UNITED STATES

SECURITIES AND EXCHANGE COMMISSION

Washington, D.C. 20549

 

FORM 8-K

 

CURRENT REPORT

Pursuant to Section 13 or 15(d) of the

Securities Exchange Act of 1934

 

Date of Report (Date of earliest event reported): May 11, 2007

 

Penn Treaty American Corporation

(Exact name of registrant as specified in its charter)

 

Pennsylvania

001-14681

23-1664166

(State or other jurisdiction of incorporation)

(Commission File Number)

(IRS Employer Identification No.)

 

3440 Lehigh Street, Allentown, Pennsylvania 18103

(Address of Principal Executive Offices) (Zip Code)

 

Registrant’s telephone number, including area code: (610) 965-2222

 

Not Applicable

(Former name or former address, if changed since last report)

 

Check the appropriate box below if the Form 8-K filing is intended to simultaneously satisfy the filing obligation of the registrant under any of the following provisions:

 

o Written communications pursuant to Rule 425 under the Securities Act (17 CFR 230.425)

 

o Soliciting material pursuant to Rule 14a-12 under the Exchange Act (17 CFR 240.14a-12)

 

o Pre-commencement communications pursuant to Rule 14d-2(b) under the Exchange Act (17 CFR 240.14d-2(b))

 

o Pre-commencement communications pursuant to Rule 13e-4(c) under the Exchange Act (17 CFR 240.13e-4(c))

 


Item 3.02      Unregistered Sales of Equity Securities.

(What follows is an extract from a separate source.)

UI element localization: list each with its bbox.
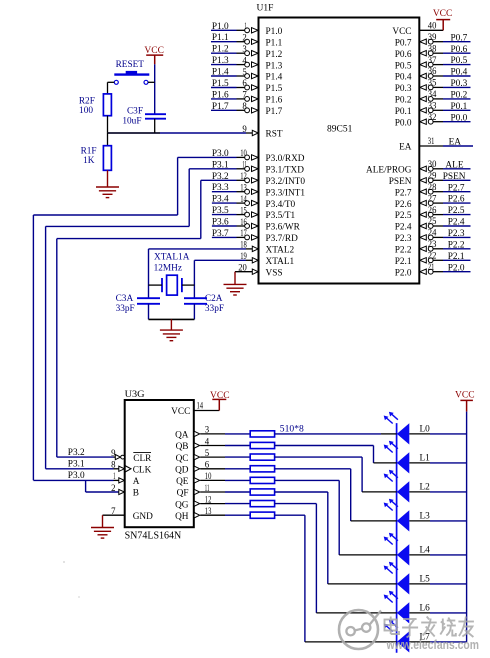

On May 10, 2007, Penn Treaty American Corporation (the “Company”) entered into an Option Agreement with Patpatia & Associates, Inc. (“Patpatia”). The Company and Patpatia are also parties to a Consulting Agreement pursuant to which Patpatia provides consulting services to the Company with the objective of increasing the distribution of the Company’s long-term care insurance and other complementary offerings to current and potential customers.

 

The Option Agreement provides for a grant by the Company to Patpatia of an option to purchase 600,000 shares of the Company’s common stock, par value $0.10 per share, subject to approval by the Company’s shareholders as required by the rules and regulations of The New York Stock Exchange, Inc., as additional compensation for the consulting services provided under the Consulting Agreement and for other good and valuable consideration. Patpatia is an “accredited investor” as defined in Rule 501 under the Securities Exchange Act of 1933, as amended (the “Act”), and the option grant is a private placement exempt from registration under Rule 506 under the Act. Under the Option Agreement, the exercise price will be equal to the closing price of the Company’s common stock on the New York Stock Exchange on the date on which the option grant is approved by the Company’s shareholders and the options will vest over five years based on the achievement by Patpatia of certain sales performance objectives. The Option Agreement also provides for additional cash payments and cash payments in lieu of options in the event that the option grant is not approved by the Company’s shareholders on or before December 31, 2007.

 

A copy of the Option Agreement is attached as Exhibit 10.1 hereto and incorporated by reference herein.

 

Item 9.01 Financial Statements and Exhibits.

 

(d)

Exhibits.

 

 

Exhibit

Description

 

10.1

Option Agreement dated as of May 10, 2007 by and between Penn Treaty American Corporation and Patpatia & Associates, Inc.

 

 

 

2

 


SIGNATURES

 

Pursuant to the requirements of the Securities Exchange Act of 1934, the registrant has duly caused this report to be signed on its behalf by the undersigned hereunto duly authorized.

 

PENN TREATY AMERICAN CORPORATION

 

May 16, 2007              By: /s/ Jane M. Bagley 

 

Name:

Jane M. Bagley

 

Title:

Senior Vice President, Corporate Counsel

and Corporate Secretary

 

 

 

3

 


EXHIBIT INDEX

 

Exhibit

Description

 

10.1

Option Agreement dated as of May 10, 2007 by and between Penn Treaty American Corporation and Patpatia & Associates, Inc.